摘要： 策略搜索是深度强化学习领域中一种能够解决大规模连续状态空间和动作空间问题的高效学习方法，被广泛应用在现实问题中。然而，此类方法通常需要花费大量的学习样本和训练时间，且泛化能力较差，学到的策略模型难以泛化至环境中看似微小的变化。为了解决上述问题，提出了一种基于潜在空间的策略搜索强化学习方法。将学习状态表示的思想拓展到动作表示上，即在动作表示的潜在空间中学习策略，再将动作表示映射到真实动作空间中。通过表示学习模型的引入，摒弃端到端的训练方式，将整个强化学习任务划分成大规模的表示模型部分和小规模的策略模型部分，使用无监督的学习方法来学习表示模型，使用策略搜索强化学习方法学习小规模的策略模型。大规模的表示模型能保留应有的泛化性和表达能力，小规模的策略模型有助于减轻策略学习的负担，从而在一定程度上缓解深度强化学习领域中样本利用率低、学习效率低和动作选择泛化性弱的问题。
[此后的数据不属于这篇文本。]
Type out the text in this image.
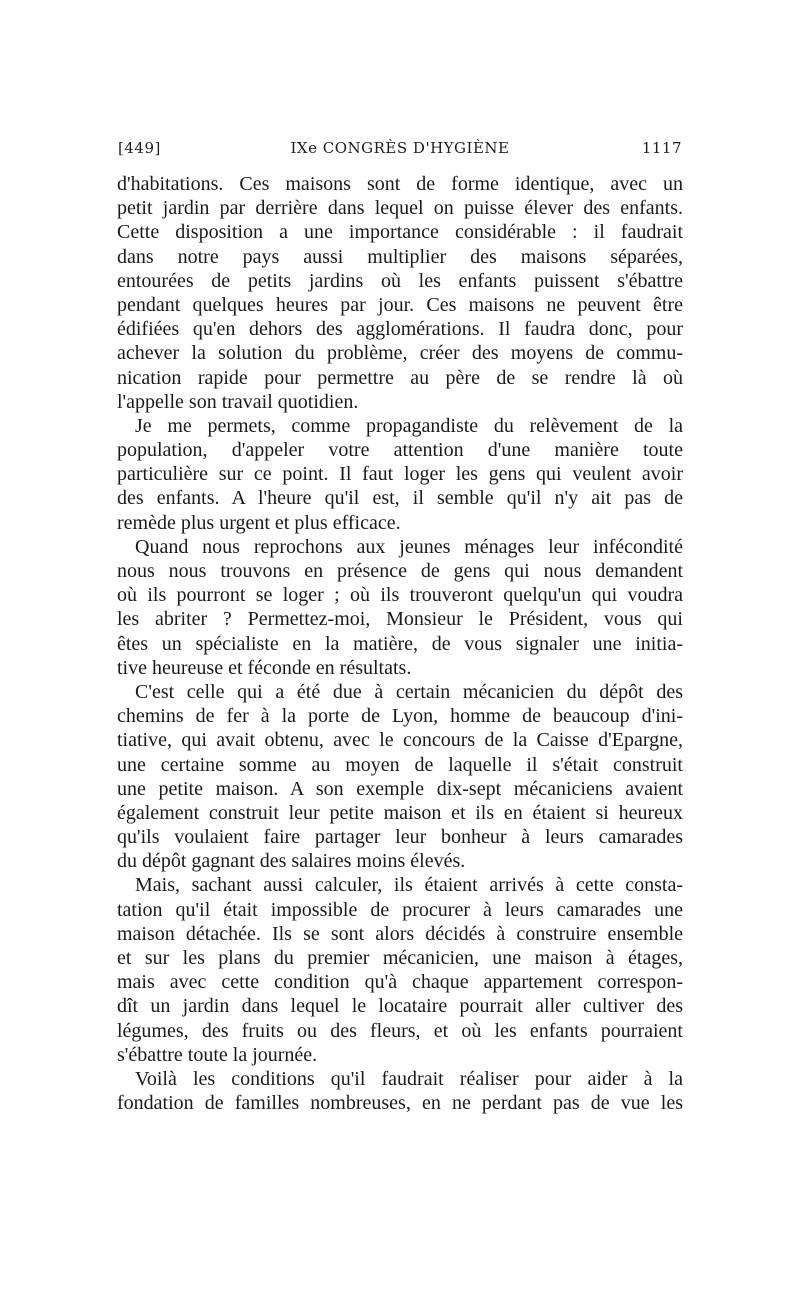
[449]	IXe CONGRÈS D'HYGIÈNE	1117
d'habitations. Ces maisons sont de forme identique, avec un
petit jardin par derrière dans lequel on puisse élever des enfants.
Cette disposition a une importance considérable : il faudrait
dans notre pays aussi multiplier des maisons séparées,
entourées de petits jardins où les enfants puissent s'ébattre
pendant quelques heures par jour. Ces maisons ne peuvent être
édifiées qu'en dehors des agglomérations. Il faudra donc, pour
achever la solution du problème, créer des moyens de commu-
nication rapide pour permettre au père de se rendre là où
l'appelle son travail quotidien.
Je me permets, comme propagandiste du relèvement de la
population, d'appeler votre attention d'une manière toute
particulière sur ce point. Il faut loger les gens qui veulent avoir
des enfants. A l'heure qu'il est, il semble qu'il n'y ait pas de
remède plus urgent et plus efficace.
Quand nous reprochons aux jeunes ménages leur infécondité
nous nous trouvons en présence de gens qui nous demandent
où ils pourront se loger ; où ils trouveront quelqu'un qui voudra
les abriter ? Permettez-moi, Monsieur le Président, vous qui
êtes un spécialiste en la matière, de vous signaler une initia-
tive heureuse et féconde en résultats.
C'est celle qui a été due à certain mécanicien du dépôt des
chemins de fer à la porte de Lyon, homme de beaucoup d'ini-
tiative, qui avait obtenu, avec le concours de la Caisse d'Epargne,
une certaine somme au moyen de laquelle il s'était construit
une petite maison. A son exemple dix-sept mécaniciens avaient
également construit leur petite maison et ils en étaient si heureux
qu'ils voulaient faire partager leur bonheur à leurs camarades
du dépôt gagnant des salaires moins élevés.
Mais, sachant aussi calculer, ils étaient arrivés à cette consta-
tation qu'il était impossible de procurer à leurs camarades une
maison détachée. Ils se sont alors décidés à construire ensemble
et sur les plans du premier mécanicien, une maison à étages,
mais avec cette condition qu'à chaque appartement correspon-
dît un jardin dans lequel le locataire pourrait aller cultiver des
légumes, des fruits ou des fleurs, et où les enfants pourraient
s'ébattre toute la journée.
Voilà les conditions qu'il faudrait réaliser pour aider à la
fondation de familles nombreuses, en ne perdant pas de vue les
最后，在智能控制任务CarRacing和Cheetah中验证了引入潜在空间中的状态表示和动作表示的有效性。

关键词: 无模型强化学习, 策略模型, 状态表示, 动作表示, 连续动作空间, 策略搜索强化学习方法

Abstract: Policy search is an efficient learning method in the field of deep reinforcement learning (DRL), which is capable of solving large-scale problems with continuous state and action spaces and widely used in real-world problems. However, such method usually requires a large number of trajectory samples and extensive training time, and may suffer from poor generalization ability, making it difficult to generalize the learned policy model to seemingly small changes in the environment. In order to solve the above problems, this paper proposes a policy search DRL method based on latent space. Specifically, this paper extends the idea of state representation learning to action representation learning, i.e. learning a policy in the latent space of action representations, and then mapping the action representations to the real action space. With the introduction of representation learning models, this paper abandons the traditional end-to-end training manner in DRL and divides the whole task into two stages: large-scale representation model learning and the small-scale policy model learning, where unsupervised learning methods are employed to learn the representation models and policy search methods are used to learn the small-scale policy model. Large-scale representation models can ensure the capacity for generalization and expressiveness, while small-scale policy model can reduce the burden of policy learning, thus alleviating the issues of low sample utilization, low learning efficiency and weak generalization of action selection in DRL to some extent. Finally, the effectiveness of introducing the latent state and action representations is demonstrated by the intelligent control task CarRacing and Cheetah.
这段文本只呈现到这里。